The 51-year-old Hornaday won a record fourth Trucks Series championship by outrunning Matt Crafton on Friday night at Phoenix International Raceway. Hornaday wrapped it up by finishing fourth to Crafton’s eighth.

“When you drive Kevin and (wife) Delana’s equipment, you feel like you are 18,” Hornaday said. “You feel young. The trucks they give me make me feel like a hero.”

Harvick, the team owner, won Friday night’s race and celebrated with Hornaday with simultaneous burnouts along the frontstretch.

“To see Hornaday lock up the championship and to win the race, I don’t know if you can script it much better,” Harvick said.

But the job is not finished for Hornaday or Kevin Harvick Inc.

Although the driver championship is locked up, the owners’ title is still up for grabs headed into next weekend’s finale at Homestead-Miami Speedway. Billy Ballew trails Delana Harvick by 60 points in the owners standings, and Ballew driver Kyle Busch wants to make it a split championship.

Hornaday plans to foil that plan.

“It’s not over by far,” Hornaday said. “We’re racing Kyle Busch for owners’ points and that’s truly the goal.”

Busch, who finished second to Harvick to snap his streak of five wins in the last five races he’s entered, wasn’t overly confident about pushing Ballew past the Harvicks with one race remaining.

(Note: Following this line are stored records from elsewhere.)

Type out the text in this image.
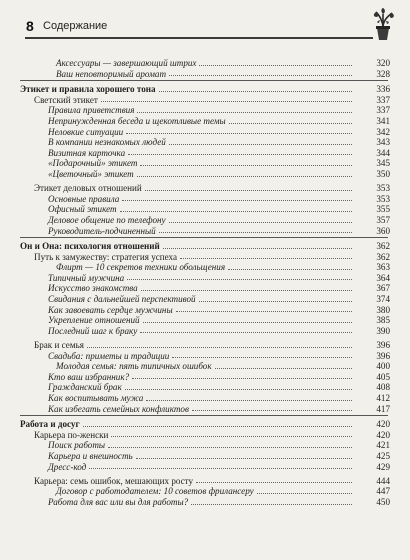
8 Содержание
Аксессуары — завершающий штрих	320
Ваш неповторимый аромат	328
Этикет и правила хорошего тона	336
Светский этикет	337
Правила приветствия	337
Непринужденная беседа и щекотливые темы	341
Неловкие ситуации	342
В компании незнакомых людей	343
Визитная карточка	344
«Подарочный» этикет	345
«Цветочный» этикет	350
Этикет деловых отношений	353
Основные правила	353
Офисный этикет	355
Деловое общение по телефону	357
Руководитель-подчиненный	360
Он и Она: психология отношений	362
Путь к замужеству: стратегия успеха	362
Флирт — 10 секретов техники обольщения	363
Типичный мужчина	364
Искусство знакомства	367
Свидания с дальнейшей перспективой	374
Как завоевать сердце мужчины	380
Укрепление отношений	385
Последний шаг к браку	390
Брак и семья	396
Свадьба: приметы и традиции	396
Молодая семья: пять типичных ошибок	400
Кто ваш избранник?	405
Гражданский брак	408
Как воспитывать мужа	412
Как избегать семейных конфликтов	417
Работа и досуг	420
Карьера по-женски	420
Поиск работы	421
Карьера и внешность	425
Дресс-код	429
Карьера: семь ошибок, мешающих росту	444
Договор с работодателем: 10 советов фрилансеру	447
Работа для вас или вы для работы?	450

“It’s going to be hard to do,” acknowledged Busch, who drives for Ballew for free. “They’ve got the drivers championship locked up, so if they go out there and try to win the race and are successful at that, then we can’t catch them.”

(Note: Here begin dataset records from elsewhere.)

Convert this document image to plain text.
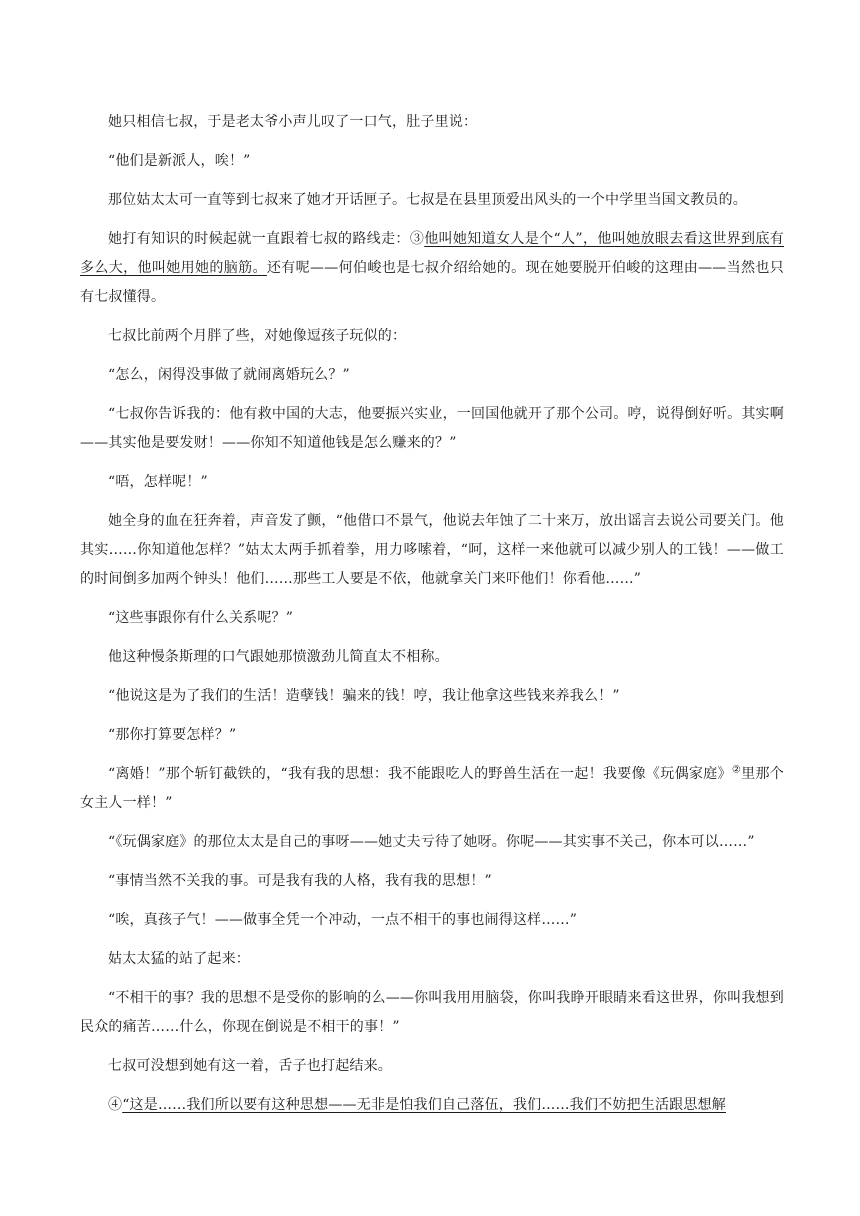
她只相信七叔，于是老太爷小声儿叹了一口气，肚子里说：

“他们是新派人，唉！”

那位姑太太可一直等到七叔来了她才开话匣子。七叔是在县里顶爱出风头的一个中学里当国文教员的。

她打有知识的时候起就一直跟着七叔的路线走：③他叫她知道女人是个“人”，他叫她放眼去看这世界到底有多么大，他叫她用她的脑筋。还有呢——何伯峻也是七叔介绍给她的。现在她要脱开伯峻的这理由——当然也只有七叔懂得。

七叔比前两个月胖了些，对她像逗孩子玩似的：

“怎么，闲得没事做了就闹离婚玩么？”

“七叔你告诉我的：他有救中国的大志，他要振兴实业，一回国他就开了那个公司。哼，说得倒好听。其实啊——其实他是要发财！——你知不知道他钱是怎么赚来的？”

“唔，怎样呢！”

她全身的血在狂奔着，声音发了颤，“他借口不景气，他说去年蚀了二十来万，放出谣言去说公司要关门。他其实……你知道他怎样？”姑太太两手抓着拳，用力哆嗦着，“呵，这样一来他就可以减少别人的工钱！——做工的时间倒多加两个钟头！他们……那些工人要是不依，他就拿关门来吓他们！你看他……”

“这些事跟你有什么关系呢？”

他这种慢条斯理的口气跟她那愤激劲儿简直太不相称。

“他说这是为了我们的生活！造孽钱！骗来的钱！哼，我让他拿这些钱来养我么！”

“那你打算要怎样？”

“离婚！”那个斩钉截铁的，“我有我的思想：我不能跟吃人的野兽生活在一起！我要像《玩偶家庭》②里那个女主人一样！”

“《玩偶家庭》的那位太太是自己的事呀——她丈夫亏待了她呀。你呢——其实事不关己，你本可以……”

“事情当然不关我的事。可是我有我的人格，我有我的思想！”

“唉，真孩子气！——做事全凭一个冲动，一点不相干的事也闹得这样……”

姑太太猛的站了起来：

“不相干的事？我的思想不是受你的影响的么——你叫我用用脑袋，你叫我睁开眼睛来看这世界，你叫我想到民众的痛苦……什么，你现在倒说是不相干的事！”

七叔可没想到她有这一着，舌子也打起结来。

④“这是……我们所以要有这种思想——无非是怕我们自己落伍，我们……我们不妨把生活跟思想解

Hornaday said he raced conservatively Friday night to nurse his 197-point lead over Crafton, but still had to overcome an early pit road penalty when his team began fueling his truck before the catch-can was in place.

“I was sweating real bad,” Hornaday admitted. “To come home in the top-five, that’s what we needed to do.”

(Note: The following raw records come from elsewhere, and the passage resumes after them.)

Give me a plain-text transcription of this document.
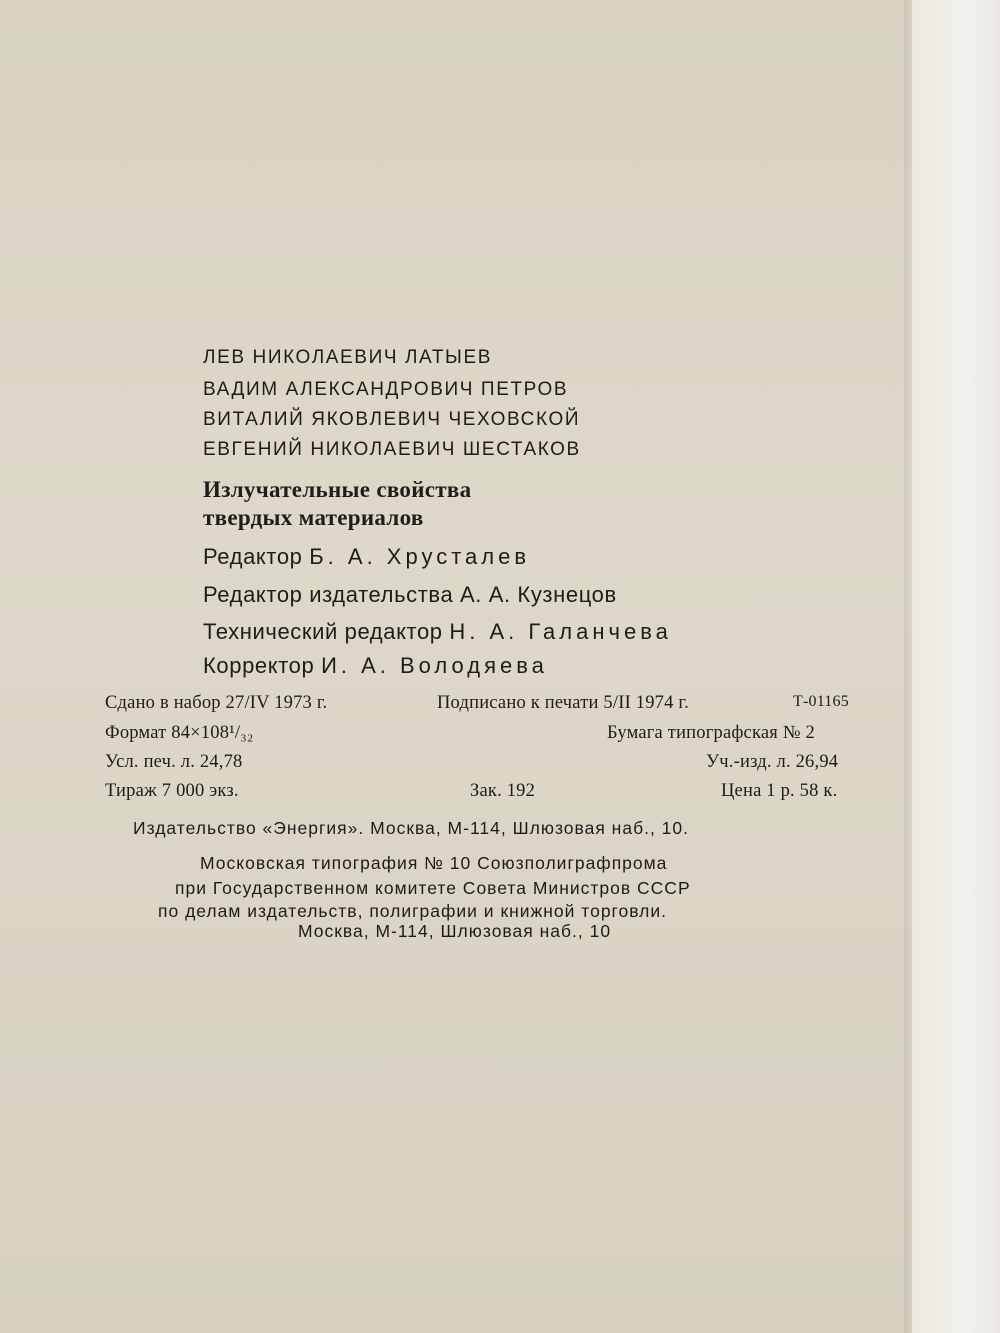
ЛЕВ НИКОЛАЕВИЧ ЛАТЫЕВ
ВАДИМ АЛЕКСАНДРОВИЧ ПЕТРОВ
ВИТАЛИЙ ЯКОВЛЕВИЧ ЧЕХОВСКОЙ
ЕВГЕНИЙ НИКОЛАЕВИЧ ШЕСТАКОВ
Излучательные свойства
твердых материалов
Редактор Б. А. Хрусталев
Редактор издательства А. А. Кузнецов
Технический редактор Н. А. Галанчева
Корректор И. А. Володяева
Сдано в набор 27/IV 1973 г.	Подписано к печати 5/II 1974 г.	Т-01165
Формат 84×108¹/₃₂	Бумага типографская № 2
Усл. печ. л. 24,78	Уч.-изд. л. 26,94
Тираж 7 000 экз.	Зак. 192	Цена 1 р. 58 к.
Издательство «Энергия». Москва, М-114, Шлюзовая наб., 10.
Московская типография № 10 Союзполиграфпрома
при Государственном комитете Совета Министров СССР
по делам издательств, полиграфии и книжной торговли.
Москва, М-114, Шлюзовая наб., 10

A series of cautions helped him get back ahead of Crafton when he beat him off pit road following a yellow flag, and he held on over two more late cautions and a two-lap sprint to the finish. Hornaday also won the championship in 1996 and 1998, and finished second last season by seven points to Johnny Benson.

It was his first championship, though, with Harvick, a longtime friend dating to their early days of West Coast racing. Hornaday eventually moved to North Carolina for a career in NASCAR, and opened his home to Harvick, Jimmie Johnson and scores of other fledgling racers as they followed him across the country.

All took turns sleeping on the couch, and Harvick considers their partnership today a payback of sorts.

“What you see is what you get with Ron and (wife) Lindy,” Harvick said. “One big family. And if you want to be a part of it, come on over.”

Delana Harvick, the listed owner of the truck, joked about how much KHI owes Hornaday.

“I told him back in 2007, he had a job forever,” she said. “I didn’t tell him he’d get paid forever, but as long as he keeps winning championships, we’ll figure it out.”

Harvick credits Hornaday for helping turn KHI into a championship organization. KHI has won 30 races in Trucks and Nationwide since its 2002 inaugural win in the Trucks Series.

“In 2005 we put Ron in the truck and we didn’t really have our stuff together,” Harvick said. “We had what we needed from the driver standpoint, and in 2007 we built a team that could keep up with the driver.”